As the waters recede and the cleanup finally begins, business owners, including those selling Indian Kashmir’s most famous exports, are beginning to count their losses — at least US$5 billion by conservative estimates.
“My 35 years of earning is gone,” Yahya said outside his home in the picturesque region’s main city of Srinagar as water-logged carpets collected from one of his showrooms were unloaded from a truck.
“The loss is incalculable,” a grim-faced Yahya added, staring at muddy bundles of what had been handspun fine cashmere wool to make Pashmina shawls. “Most of my finest carpets are lying elsewhere in the flooded city.”
Kashmir carpets have traditionally been a major earner for the region, whose generations of weavers toil for months on wooden looms to produce single intricate pieces that sell for thousands of dollars in the West.
Carpets and other handicraft businesses have long thrived even as the troubled Muslim-majority region has endured an insurgency against Indian rule in favor of independence or merger with Pakistan.
However, scores of carpet showrooms now lie under water after Srinagar’s Dal Lake burst its banks, sending residents fleeing for higher ground. Many of the handlooms have also been destroyed and hundreds of people are out of work.
“It may take one year to recover, it may take 50. It depends on Allah,” said the 55-year-old Yahya, who travels to Europe, Southeast Asia and the US every year to sell his carpets.
From carpets and saffron, another famed Kashmir export, to apples, walnuts and gold jewelry, business owners are returning to their flood-wrecked stores to find tonnes of goods gone or destroyed.
“Our most conservative estimate of loss is at least 30,000 crore rupees [US$5 billion],” Federation Chambers of Industries Kashmir (FCIK) president Ashraf Mir said.
“Our main commercial hub [in Srinagar] was the worst hit,” Mir said, adding that the figures were likely to be higher because most of the Kashmir Valley’s 500,000 traders under-insured their stock.
Mir himself runs a steel fabrication plant employing 100 people.
“I can’t support my staff, under the circumstances,” he said.
Mir said many business owners, including farmers, lost financial records, making it difficult for them to seek help from banks and other financial institutions.
“Businesses need to rebuild fast, for which liberal institutional help is a must,” Mir said.
Many business owners were among the tens of thousands who also lost their homes.
“Minimum documents, minimum time [to provide financial help] is the key,” he said.

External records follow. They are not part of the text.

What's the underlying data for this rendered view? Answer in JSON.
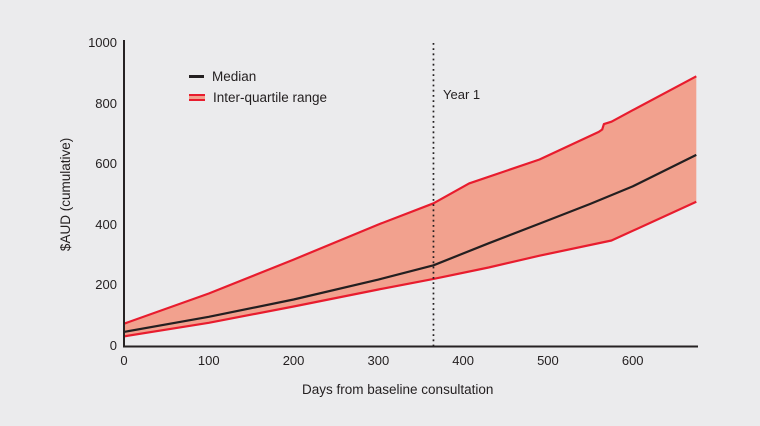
{
  "colors": {
    "background": "#ebebed",
    "band_fill": "#f2a18e",
    "quartile_line": "#e81c2e",
    "median_line": "#231f20",
    "axis_line": "#262223",
    "text": "#231f20"
  },
  "legend": {
    "median_label": "Median",
    "iqr_label": "Inter-quartile range"
  },
  "annotation": {
    "label": "Year 1",
    "x_days": 365
  },
  "chart_data": {
    "type": "line",
    "title": "",
    "xlabel": "Days from baseline consultation",
    "ylabel": "$AUD (cumulative)",
    "xlim": [
      0,
      677
    ],
    "ylim": [
      0,
      1000
    ],
    "x_ticks": [
      0,
      100,
      200,
      300,
      400,
      500,
      600
    ],
    "y_ticks": [
      0,
      200,
      400,
      600,
      800,
      1000
    ],
    "grid": false,
    "legend_position": "top-left-inside",
    "vline": {
      "x": 365,
      "label": "Year 1",
      "style": "dotted",
      "color": "#231f20"
    },
    "band": {
      "name": "Inter-quartile range",
      "fill": "#f2a18e",
      "upper_series": "Upper quartile (Q3)",
      "lower_series": "Lower quartile (Q1)"
    },
    "series": [
      {
        "name": "Median",
        "color": "#231f20",
        "points": [
          [
            0,
            45
          ],
          [
            100,
            95
          ],
          [
            200,
            152
          ],
          [
            300,
            218
          ],
          [
            365,
            265
          ],
          [
            430,
            338
          ],
          [
            494,
            407
          ],
          [
            550,
            468
          ],
          [
            600,
            526
          ],
          [
            675,
            630
          ]
        ]
      },
      {
        "name": "Upper quartile (Q3)",
        "color": "#e81c2e",
        "points": [
          [
            0,
            72
          ],
          [
            100,
            172
          ],
          [
            200,
            284
          ],
          [
            300,
            400
          ],
          [
            365,
            470
          ],
          [
            407,
            536
          ],
          [
            490,
            615
          ],
          [
            560,
            706
          ],
          [
            564,
            714
          ],
          [
            566,
            732
          ],
          [
            575,
            740
          ],
          [
            600,
            778
          ],
          [
            675,
            890
          ]
        ]
      },
      {
        "name": "Lower quartile (Q1)",
        "color": "#e81c2e",
        "points": [
          [
            0,
            30
          ],
          [
            100,
            75
          ],
          [
            200,
            129
          ],
          [
            300,
            185
          ],
          [
            365,
            220
          ],
          [
            430,
            258
          ],
          [
            490,
            297
          ],
          [
            575,
            347
          ],
          [
            675,
            475
          ]
        ]
      }
    ]
  }
}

In one of Srinagar’s main and oldest markets, Maharaj Bazar, mounds of ruined dried fruits and other goods line the road as shopkeepers begin the massive clean up. The stench of rotting foodstuff hangs in the air.
“We had stocked to the fullest for the peak of marriage season in Kashmir,” shopkeeper Mehraj-u-Din said as he loaded sacks of soiled almonds, cashew nuts, saffron and dates onto a truck to be thrown into the nearby Jhelum River, which is finally receding. “Now everything is gone.”
Another shopkeeper who sells saffron and other spices said he had sold off his wife’s gold jewelry just before the floods to buy up more stock to cash in on the marriage season.
“That doubled my loss,” Abdul Lateef said.
A few stores down, jeweler Pervez Ahmed was sifting through mounds of silt for some of the 3kg of gold ornaments that had been displayed in his showroom.
“I have not been able to salvage more than 10 percent,” said Ahmed, who has three showrooms in the market.
“Banks and insurance offices are locked and under water. No one is coming here to assess our losses,” he said.
Outside of Srinagar, farms which have long produced Kashmir apples, pears, walnuts and other food are also ruined.
The state government, criticized for its slow response to the disaster, last week said more than 80,000 hectares of crops and orchards have been destroyed in Baramulla, just one of 10 Kashmir districts, which was only mildly hit by the floods.